Lilly Kills a BACE Inhibitor Trial for Alzheimer’s

By | June 23, 2013

Eli Lilly recently announced that they voluntarily halted a Phase II clinical trial for LY2886721, a beta secretase (BACE) inhibitor designed to slow down the progression of Alzheimer’s disease.

The Lilly announcement indicated that the trial was halted due to abnormal liver test results in patients. It’s not clear if BACE inhibition itself was causing the toxic liver test results, or if it was something in the way the drug molecule was designed.

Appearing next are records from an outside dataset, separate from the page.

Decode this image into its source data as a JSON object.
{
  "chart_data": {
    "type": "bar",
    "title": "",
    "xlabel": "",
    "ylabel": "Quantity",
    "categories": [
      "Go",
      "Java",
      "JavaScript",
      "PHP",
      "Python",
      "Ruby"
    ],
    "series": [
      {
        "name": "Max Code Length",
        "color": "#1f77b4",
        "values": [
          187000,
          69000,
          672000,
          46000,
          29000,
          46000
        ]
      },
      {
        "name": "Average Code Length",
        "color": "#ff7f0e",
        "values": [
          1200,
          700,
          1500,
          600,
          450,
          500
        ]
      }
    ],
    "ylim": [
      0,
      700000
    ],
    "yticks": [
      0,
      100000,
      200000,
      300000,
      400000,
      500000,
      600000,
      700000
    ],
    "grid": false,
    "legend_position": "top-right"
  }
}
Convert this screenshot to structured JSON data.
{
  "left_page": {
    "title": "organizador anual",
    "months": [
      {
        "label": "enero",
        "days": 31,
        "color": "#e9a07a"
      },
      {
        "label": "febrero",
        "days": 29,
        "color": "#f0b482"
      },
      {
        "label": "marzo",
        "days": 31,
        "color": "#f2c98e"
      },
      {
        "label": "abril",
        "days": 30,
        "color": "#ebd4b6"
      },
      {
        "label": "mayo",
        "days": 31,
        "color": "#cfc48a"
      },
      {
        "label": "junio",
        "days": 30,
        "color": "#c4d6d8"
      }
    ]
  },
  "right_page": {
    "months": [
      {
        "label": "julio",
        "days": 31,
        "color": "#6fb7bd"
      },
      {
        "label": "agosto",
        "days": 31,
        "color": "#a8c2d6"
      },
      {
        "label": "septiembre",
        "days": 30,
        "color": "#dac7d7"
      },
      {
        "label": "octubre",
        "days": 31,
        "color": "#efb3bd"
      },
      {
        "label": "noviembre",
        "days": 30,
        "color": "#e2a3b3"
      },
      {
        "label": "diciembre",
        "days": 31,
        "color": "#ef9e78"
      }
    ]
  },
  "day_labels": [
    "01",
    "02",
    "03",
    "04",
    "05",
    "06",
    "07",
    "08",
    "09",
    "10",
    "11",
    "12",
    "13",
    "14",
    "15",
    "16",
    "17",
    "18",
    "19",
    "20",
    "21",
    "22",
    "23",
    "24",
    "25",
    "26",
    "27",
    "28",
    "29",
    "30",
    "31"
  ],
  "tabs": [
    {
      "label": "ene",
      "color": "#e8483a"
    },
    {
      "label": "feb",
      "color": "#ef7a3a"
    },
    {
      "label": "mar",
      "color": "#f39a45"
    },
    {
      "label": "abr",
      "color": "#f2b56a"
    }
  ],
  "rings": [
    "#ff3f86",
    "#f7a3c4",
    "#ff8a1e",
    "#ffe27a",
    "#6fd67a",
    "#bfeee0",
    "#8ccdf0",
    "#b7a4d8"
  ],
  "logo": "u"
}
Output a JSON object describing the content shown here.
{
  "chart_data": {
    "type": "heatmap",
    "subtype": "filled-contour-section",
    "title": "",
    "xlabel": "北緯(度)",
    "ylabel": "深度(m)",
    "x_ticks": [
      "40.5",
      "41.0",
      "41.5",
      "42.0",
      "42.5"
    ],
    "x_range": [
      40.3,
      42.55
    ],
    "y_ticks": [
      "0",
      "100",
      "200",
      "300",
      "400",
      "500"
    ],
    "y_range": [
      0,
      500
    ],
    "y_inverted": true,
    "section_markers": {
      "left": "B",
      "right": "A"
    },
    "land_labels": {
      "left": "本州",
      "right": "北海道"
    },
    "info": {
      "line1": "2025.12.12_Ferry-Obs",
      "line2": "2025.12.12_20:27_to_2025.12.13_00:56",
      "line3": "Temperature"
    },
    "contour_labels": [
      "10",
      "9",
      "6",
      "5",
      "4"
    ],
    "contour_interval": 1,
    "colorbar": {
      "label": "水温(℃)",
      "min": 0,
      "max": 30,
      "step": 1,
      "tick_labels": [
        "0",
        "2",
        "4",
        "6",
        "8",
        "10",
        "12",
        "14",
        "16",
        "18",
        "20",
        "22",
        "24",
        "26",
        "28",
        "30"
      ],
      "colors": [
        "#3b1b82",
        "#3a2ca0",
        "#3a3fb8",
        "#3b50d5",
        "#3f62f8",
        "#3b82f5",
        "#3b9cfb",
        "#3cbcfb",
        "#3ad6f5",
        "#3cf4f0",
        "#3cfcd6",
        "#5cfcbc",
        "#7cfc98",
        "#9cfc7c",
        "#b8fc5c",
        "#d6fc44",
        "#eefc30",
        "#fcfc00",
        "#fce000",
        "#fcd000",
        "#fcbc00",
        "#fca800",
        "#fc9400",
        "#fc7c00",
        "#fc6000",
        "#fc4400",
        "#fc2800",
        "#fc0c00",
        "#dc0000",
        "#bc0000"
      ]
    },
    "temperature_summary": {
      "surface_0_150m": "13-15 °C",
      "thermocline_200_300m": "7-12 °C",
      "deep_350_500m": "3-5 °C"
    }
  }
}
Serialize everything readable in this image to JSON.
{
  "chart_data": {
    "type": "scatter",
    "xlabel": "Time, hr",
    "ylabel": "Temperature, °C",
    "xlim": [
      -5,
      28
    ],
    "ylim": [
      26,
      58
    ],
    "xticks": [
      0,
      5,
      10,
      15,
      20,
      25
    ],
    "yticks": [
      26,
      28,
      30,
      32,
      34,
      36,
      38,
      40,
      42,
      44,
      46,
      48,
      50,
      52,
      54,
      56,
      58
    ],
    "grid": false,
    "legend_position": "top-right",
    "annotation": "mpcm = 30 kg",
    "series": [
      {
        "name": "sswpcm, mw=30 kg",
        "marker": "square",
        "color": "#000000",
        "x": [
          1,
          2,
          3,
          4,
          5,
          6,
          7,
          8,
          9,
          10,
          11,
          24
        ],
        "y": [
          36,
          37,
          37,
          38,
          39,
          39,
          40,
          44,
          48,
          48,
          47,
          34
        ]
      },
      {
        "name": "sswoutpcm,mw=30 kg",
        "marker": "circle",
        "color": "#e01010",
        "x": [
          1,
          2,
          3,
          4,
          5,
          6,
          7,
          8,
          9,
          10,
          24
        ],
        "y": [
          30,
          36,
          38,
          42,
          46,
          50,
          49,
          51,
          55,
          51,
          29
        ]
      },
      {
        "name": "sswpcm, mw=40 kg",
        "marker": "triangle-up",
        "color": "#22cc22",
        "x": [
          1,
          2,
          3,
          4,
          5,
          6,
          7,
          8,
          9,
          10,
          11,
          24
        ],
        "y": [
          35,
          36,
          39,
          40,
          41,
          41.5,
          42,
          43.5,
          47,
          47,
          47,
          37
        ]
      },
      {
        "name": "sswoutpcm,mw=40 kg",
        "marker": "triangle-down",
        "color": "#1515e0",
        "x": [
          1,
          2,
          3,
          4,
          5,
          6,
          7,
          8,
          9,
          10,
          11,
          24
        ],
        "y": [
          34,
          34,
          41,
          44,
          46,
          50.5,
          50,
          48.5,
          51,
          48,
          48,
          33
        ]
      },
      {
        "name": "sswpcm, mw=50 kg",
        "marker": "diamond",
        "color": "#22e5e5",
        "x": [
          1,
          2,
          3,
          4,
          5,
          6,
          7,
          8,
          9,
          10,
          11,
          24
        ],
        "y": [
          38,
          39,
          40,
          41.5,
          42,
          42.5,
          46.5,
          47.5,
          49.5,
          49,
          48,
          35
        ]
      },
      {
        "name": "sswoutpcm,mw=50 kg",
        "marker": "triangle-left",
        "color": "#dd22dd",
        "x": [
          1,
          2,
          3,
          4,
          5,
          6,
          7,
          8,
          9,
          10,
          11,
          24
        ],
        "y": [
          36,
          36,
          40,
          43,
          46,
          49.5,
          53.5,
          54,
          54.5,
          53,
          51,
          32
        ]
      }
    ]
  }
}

As discussed in our report on early detection tests for Alzheimer’s disease, BACE inhibitors do show some promise in slowing or halting Alzheimer’s progression, but the safety of these drugs is a big unknown. In addition to controlling the formation of amyloid beta protein in the brain, BACE is also involved in the development of myelin sheathes — the “insulation” surrounding axons.

Demyelination (the loss of protective myelin sheathes) can result in serious disorders like multiple sclerosis (MS) and Guillain-Barré syndrome. The other drug companies pursuing BACE inhibitor trials (Merck, Roche, Pfizer, AstraZeneca) will need to tread very carefully to make sure that shutting down amyloid beta formation doesn’t also block the brain’s ability to create and maintain protective myelin.